Stanford student explores the arts way off campus

Massive public murals typically aren’t the first image that comes to mind when the city of Lyon is mentioned. Located in east-central France between two major rivers, the Rhône and the Saône, Lyon is renowned for its Renaissance architecture, silk production and a plethora of local sausage specialties (calf’s feet anyone?).

Camille Brown

Yet a lesser-known gem of Lyon lies about 10 minutes outside the main city and in its suburban (or banlieue) neighborhoods: a massive public mural series by the late Tony Garnier. Garnier, an artist, architect and urban planner born and raised in Lyon, constructed a series of apartment buildings in the early 20th century that were designed to improve living conditions for the predominantly low-income working class population that lived in the outer neighborhoods of the city. In the 1980s, when the area was in danger of destruction, a student group based out of Lyon known as CitéCréation was inspired by the murals of Diego Rivera, José Clemente Orozco and David Alfaro Siqueiros, and decided to create a similar space of public artistic expression in the banlieues of Lyon.

“When we give pride to a space, a space which didn’t exist for the rest of the town before … we feel we have succeeded.”

Thus, a mural series was undertaken by CitéCreation in the late 1980s to depict a vision of what a future urban utopia would look like for the city. Purposefully placed on the walls of mass apartment complexes on the outside of the city – today known as HLM (Habitation à Loyer Modéré) – these murals provided a sense of hope, fantasy and cultural heritage in a quarter of the city that is typically inhabited by low-income working class residents of Lyon.

Camille Brown at The Shakespeare and Company Bookstore in Paris, France.


Musée Urbain Tony Garnier is an outdoor “museum” consisting of 30 murals on the sides of the Garnier buildings. The immense works depicting industrialism, scenes of Lyonnaise culture throughout history, and abstract concepts of art, community and movement instantly brightened up the quarter known for drug use, violence and rioting in the 1980s.

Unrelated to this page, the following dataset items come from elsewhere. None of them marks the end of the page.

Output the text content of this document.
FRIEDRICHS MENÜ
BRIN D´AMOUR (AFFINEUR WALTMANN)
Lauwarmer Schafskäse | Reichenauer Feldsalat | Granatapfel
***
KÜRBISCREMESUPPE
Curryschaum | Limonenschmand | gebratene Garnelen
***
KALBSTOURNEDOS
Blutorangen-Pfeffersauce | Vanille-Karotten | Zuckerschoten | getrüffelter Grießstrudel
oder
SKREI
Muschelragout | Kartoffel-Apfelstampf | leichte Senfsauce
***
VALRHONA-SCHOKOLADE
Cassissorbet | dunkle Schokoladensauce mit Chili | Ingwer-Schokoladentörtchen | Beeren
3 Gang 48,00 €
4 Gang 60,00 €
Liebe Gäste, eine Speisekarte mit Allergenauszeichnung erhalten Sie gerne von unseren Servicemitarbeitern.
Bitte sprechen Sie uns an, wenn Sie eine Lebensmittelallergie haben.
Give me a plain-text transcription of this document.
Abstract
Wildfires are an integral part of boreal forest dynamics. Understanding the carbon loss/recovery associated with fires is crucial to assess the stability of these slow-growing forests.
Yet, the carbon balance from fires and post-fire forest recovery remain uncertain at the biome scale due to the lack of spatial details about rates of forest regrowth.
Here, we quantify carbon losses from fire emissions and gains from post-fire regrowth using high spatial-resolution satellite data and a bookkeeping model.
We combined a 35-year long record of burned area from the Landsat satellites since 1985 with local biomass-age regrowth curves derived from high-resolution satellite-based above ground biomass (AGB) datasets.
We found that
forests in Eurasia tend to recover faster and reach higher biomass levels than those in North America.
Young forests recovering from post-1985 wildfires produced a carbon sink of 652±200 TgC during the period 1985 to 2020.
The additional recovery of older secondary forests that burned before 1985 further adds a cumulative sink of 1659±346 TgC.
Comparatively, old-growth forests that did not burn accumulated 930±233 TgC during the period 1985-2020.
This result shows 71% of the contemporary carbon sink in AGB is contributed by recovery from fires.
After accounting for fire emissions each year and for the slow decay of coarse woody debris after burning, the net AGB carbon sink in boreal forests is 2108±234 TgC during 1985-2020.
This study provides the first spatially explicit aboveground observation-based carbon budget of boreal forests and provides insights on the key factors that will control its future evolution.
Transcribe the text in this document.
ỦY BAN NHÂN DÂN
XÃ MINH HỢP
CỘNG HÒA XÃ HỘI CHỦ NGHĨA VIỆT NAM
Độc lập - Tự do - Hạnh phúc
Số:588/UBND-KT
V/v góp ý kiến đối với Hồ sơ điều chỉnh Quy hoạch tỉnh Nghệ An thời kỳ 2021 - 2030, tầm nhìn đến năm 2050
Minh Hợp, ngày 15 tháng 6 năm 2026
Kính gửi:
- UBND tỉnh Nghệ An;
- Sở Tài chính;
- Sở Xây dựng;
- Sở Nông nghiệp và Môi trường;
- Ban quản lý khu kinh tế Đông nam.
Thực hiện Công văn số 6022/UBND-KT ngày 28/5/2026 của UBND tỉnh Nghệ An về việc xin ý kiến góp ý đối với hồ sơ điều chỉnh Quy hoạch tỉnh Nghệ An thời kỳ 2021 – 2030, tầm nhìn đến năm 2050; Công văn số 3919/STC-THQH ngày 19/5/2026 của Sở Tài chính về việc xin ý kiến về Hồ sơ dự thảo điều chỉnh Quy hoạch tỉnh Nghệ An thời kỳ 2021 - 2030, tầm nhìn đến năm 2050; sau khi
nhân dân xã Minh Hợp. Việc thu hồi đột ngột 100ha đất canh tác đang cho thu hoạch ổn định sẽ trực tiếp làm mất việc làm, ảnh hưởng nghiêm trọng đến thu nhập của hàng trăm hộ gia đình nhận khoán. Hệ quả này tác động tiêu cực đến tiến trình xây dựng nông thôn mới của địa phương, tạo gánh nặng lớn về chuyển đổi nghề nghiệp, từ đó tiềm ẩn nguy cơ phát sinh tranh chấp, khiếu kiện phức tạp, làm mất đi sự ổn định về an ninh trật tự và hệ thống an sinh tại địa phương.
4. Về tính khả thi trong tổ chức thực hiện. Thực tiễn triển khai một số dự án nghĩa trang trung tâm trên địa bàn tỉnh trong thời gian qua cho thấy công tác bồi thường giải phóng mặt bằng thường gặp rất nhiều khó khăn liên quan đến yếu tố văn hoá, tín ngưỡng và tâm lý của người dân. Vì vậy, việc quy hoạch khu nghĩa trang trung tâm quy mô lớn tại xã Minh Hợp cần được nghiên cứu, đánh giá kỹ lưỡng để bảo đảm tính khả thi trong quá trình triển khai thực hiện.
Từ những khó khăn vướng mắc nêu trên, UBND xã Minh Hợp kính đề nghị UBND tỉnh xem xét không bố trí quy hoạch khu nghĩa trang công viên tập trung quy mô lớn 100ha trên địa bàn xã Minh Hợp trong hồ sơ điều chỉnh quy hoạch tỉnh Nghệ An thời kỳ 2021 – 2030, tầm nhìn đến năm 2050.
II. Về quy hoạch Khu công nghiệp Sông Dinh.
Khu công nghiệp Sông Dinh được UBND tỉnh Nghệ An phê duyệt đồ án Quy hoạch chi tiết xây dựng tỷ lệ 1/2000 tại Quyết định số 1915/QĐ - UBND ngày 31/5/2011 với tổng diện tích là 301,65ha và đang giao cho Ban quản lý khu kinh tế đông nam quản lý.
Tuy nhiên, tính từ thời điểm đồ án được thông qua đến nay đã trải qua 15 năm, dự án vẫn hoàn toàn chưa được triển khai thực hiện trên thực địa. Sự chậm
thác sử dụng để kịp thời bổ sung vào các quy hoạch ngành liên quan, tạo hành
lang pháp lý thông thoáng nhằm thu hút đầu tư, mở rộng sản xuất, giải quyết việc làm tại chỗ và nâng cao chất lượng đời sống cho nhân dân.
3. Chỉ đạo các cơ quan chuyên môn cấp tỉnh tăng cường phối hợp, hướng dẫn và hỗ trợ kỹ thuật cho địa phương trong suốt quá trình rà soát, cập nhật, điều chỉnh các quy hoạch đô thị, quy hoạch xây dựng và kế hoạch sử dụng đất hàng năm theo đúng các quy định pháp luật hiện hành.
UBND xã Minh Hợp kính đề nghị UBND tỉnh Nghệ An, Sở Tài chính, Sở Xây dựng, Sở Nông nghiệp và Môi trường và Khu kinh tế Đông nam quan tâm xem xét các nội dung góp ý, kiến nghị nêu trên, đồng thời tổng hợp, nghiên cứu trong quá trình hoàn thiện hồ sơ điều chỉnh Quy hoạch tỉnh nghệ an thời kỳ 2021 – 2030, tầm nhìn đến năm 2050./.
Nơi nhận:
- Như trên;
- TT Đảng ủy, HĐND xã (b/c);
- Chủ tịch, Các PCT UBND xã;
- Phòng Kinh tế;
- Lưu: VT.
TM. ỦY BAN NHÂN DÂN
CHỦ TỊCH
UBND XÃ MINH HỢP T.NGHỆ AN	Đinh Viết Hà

As CitéCreation’s spokesman Halim Bensaïd notes, “It completely transformed the quarter. You can stop anyone on the street there and the response will be unanimous. It has given something back to the residents – pride – a word that can be both terrible and very beautiful. When we give pride to a space, a space which didn’t exist for the rest of the town before … we feel we have succeeded.”